La direction du fonds affirme également être intéressée par le développement de projets gaziers au Sénégal et dit étudier une éventuelle participation. L’exploitation du gaz et ses infrastructures de transport font en effet partie des domaines d’investissement prioritaires d’Africa50.
Pour lever des fonds sur le continent et en dehors, le véhicule d’investissement ne compte pas uniquement sur les partenariats public-privé. Selon Akinwumi Adesina, président de la BAD et du conseil d’administration d’Africa50, la mobilisation de l’épargne à long terme gérée par les investisseurs institutionnels est inscrite au cœur de sa stratégie. « Nous pensons que, grâce à Africa50 DP, notre entité de développement de projets, et à nos contacts réguliers avec les États, nous allons constituer un pipeline de projets suffisamment bankable pour attirer les investisseurs institutionnels », assure Alain Ebobissé.
Mais le Camerounais doit aussi faire entrer de nouveaux États dans le capital d’Africa50. Lors de l’assemblée des actionnaires de Dakar – la première tenue hors de Casablanca –, le 12 septembre, le véhicule d’investissement panafricain a enregistré l’arrivée de nouveaux actionnaires, la Guinée et la RD Congo. Dans un premier temps, Conakry apporte une participation de 5 millions de dollars et Kinshasa, de 2 millions de dollars. Les statuts d’Africa50 obligent les actionnaires à libérer, au moins, le quart de la valeur du capital souscrit. D’ailleurs, le chef de l’État sénégalais, Macky Sall, s’est engagé à porter cette proportion à 50 % en ce qui concerne son pays.

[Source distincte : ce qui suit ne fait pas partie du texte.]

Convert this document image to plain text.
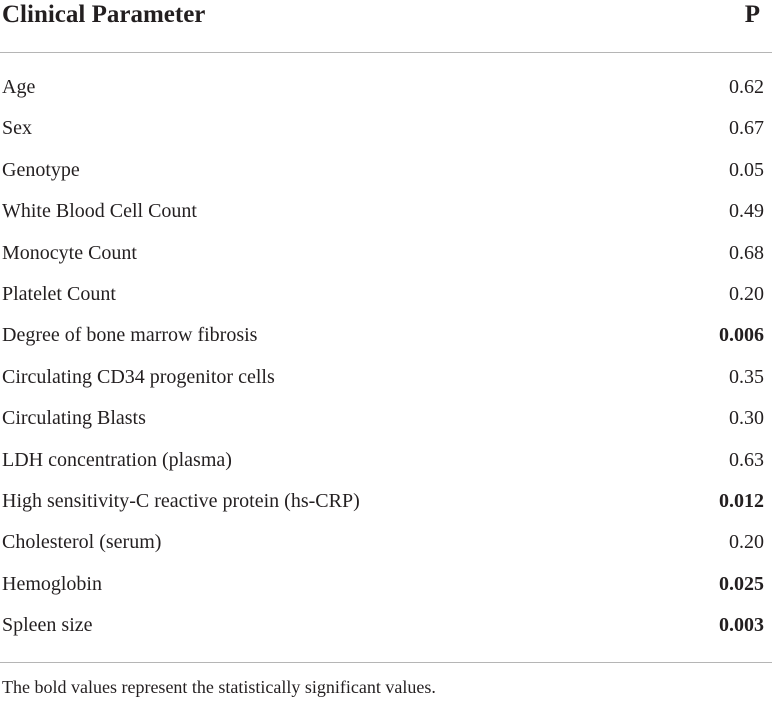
Clinical Parameter	P
Age	0.62
Sex	0.67
Genotype	0.05
White Blood Cell Count	0.49
Monocyte Count	0.68
Platelet Count	0.20
Degree of bone marrow fibrosis	0.006
Circulating CD34 progenitor cells	0.35
Circulating Blasts	0.30
LDH concentration (plasma)	0.63
High sensitivity-C reactive protein (hs-CRP)	0.012
Cholesterol (serum)	0.20
Hemoglobin	0.025
Spleen size	0.003
The bold values represent the statistically significant values.
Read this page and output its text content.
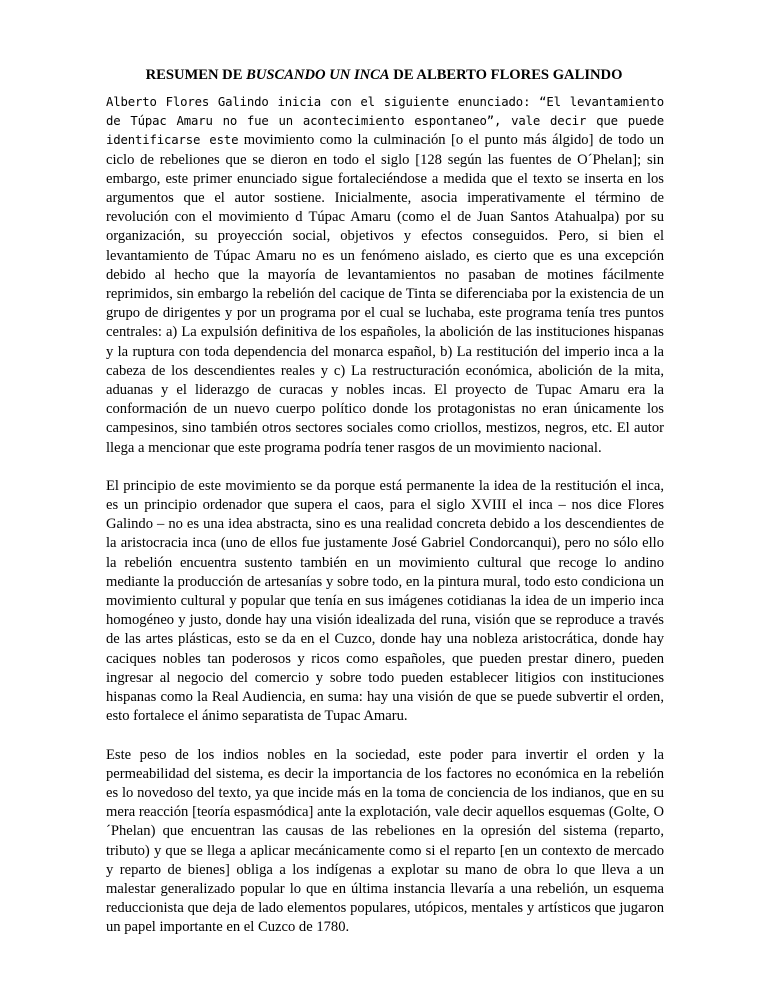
RESUMEN DE BUSCANDO UN INCA DE ALBERTO FLORES GALINDO

Alberto Flores Galindo inicia con el siguiente enunciado: “El levantamiento de Túpac Amaru no fue un acontecimiento espontaneo”, vale decir que puede identificarse este movimiento como la culminación [o el punto más álgido] de todo un ciclo de rebeliones que se dieron en todo el siglo [128 según las fuentes de O´Phelan]; sin embargo, este primer enunciado sigue fortaleciéndose a medida que el texto se inserta en los argumentos que el autor sostiene. Inicialmente, asocia imperativamente el término de revolución con el movimiento d Túpac Amaru (como el de Juan Santos Atahualpa) por su organización, su proyección social, objetivos y efectos conseguidos. Pero, si bien el levantamiento de Túpac Amaru no es un fenómeno aislado, es cierto que es una excepción debido al hecho que la mayoría de levantamientos no pasaban de motines fácilmente reprimidos, sin embargo la rebelión del cacique de Tinta se diferenciaba por la existencia de un grupo de dirigentes y por un programa por el cual se luchaba, este programa tenía tres puntos centrales: a) La expulsión definitiva de los españoles, la abolición de las instituciones hispanas y la ruptura con toda dependencia del monarca español, b) La restitución del imperio inca a la cabeza de los descendientes reales y c) La restructuración económica, abolición de la mita, aduanas y el liderazgo de curacas y nobles incas. El proyecto de Tupac Amaru era la conformación de un nuevo cuerpo político donde los protagonistas no eran únicamente los campesinos, sino también otros sectores sociales como criollos, mestizos, negros, etc. El autor llega a mencionar que este programa podría tener rasgos de un movimiento nacional.

El principio de este movimiento se da porque está permanente la idea de la restitución el inca, es un principio ordenador que supera el caos, para el siglo XVIII el inca – nos dice Flores Galindo – no es una idea abstracta, sino es una realidad concreta debido a los descendientes de la aristocracia inca (uno de ellos fue justamente José Gabriel Condorcanqui), pero no sólo ello la rebelión encuentra sustento también en un movimiento cultural que recoge lo andino mediante la producción de artesanías y sobre todo, en la pintura mural, todo esto condiciona un movimiento cultural y popular que tenía en sus imágenes cotidianas la idea de un imperio inca homogéneo y justo, donde hay una visión idealizada del runa, visión que se reproduce a través de las artes plásticas, esto se da en el Cuzco, donde hay una nobleza aristocrática, donde hay caciques nobles tan poderosos y ricos como españoles, que pueden prestar dinero, pueden ingresar al negocio del comercio y sobre todo pueden establecer litigios con instituciones hispanas como la Real Audiencia, en suma: hay una visión de que se puede subvertir el orden, esto fortalece el ánimo separatista de Tupac Amaru.

Este peso de los indios nobles en la sociedad, este poder para invertir el orden y la permeabilidad del sistema, es decir la importancia de los factores no económica en la rebelión es lo novedoso del texto, ya que incide más en la toma de conciencia de los indianos, que en su mera reacción [teoría espasmódica] ante la explotación, vale decir aquellos esquemas (Golte, O´Phelan) que encuentran las causas de las rebeliones en la opresión del sistema (reparto, tributo) y que se llega a aplicar mecánicamente como si el reparto [en un contexto de mercado y reparto de bienes] obliga a los indígenas a explotar su mano de obra lo que lleva a un malestar generalizado popular lo que en última instancia llevaría a una rebelión, un esquema reduccionista que deja de lado elementos populares, utópicos, mentales y artísticos que jugaron un papel importante en el Cuzco de 1780.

À ce jour, le fonds compte à son tour de table 28 actionnaires, dont 25 États (sur 54 actionnaires africains à la BAD), et trois partenaires institutionnels (la BAD, la banque centrale marocaine Bank Al-Maghrib et la BCEAO). Toutefois, des puissances financières du continent comme l’Afrique du Sud et l’Algérie manquent encore à l’appel. Et le Rwanda, pays de Donald Kaberuka, initiateur du fonds lorsqu’il était patron de la BAD, n’en est pas encore membre. L’arrivée d’un actionnaire étatique est attendue dans les prochaines semaines, révèle Alain Ebobissé à Jeune Afrique, mais sans donner plus de détails à son sujet. Et non sans reconnaître qu’il faudra à l’évidence davantage d’adhésions.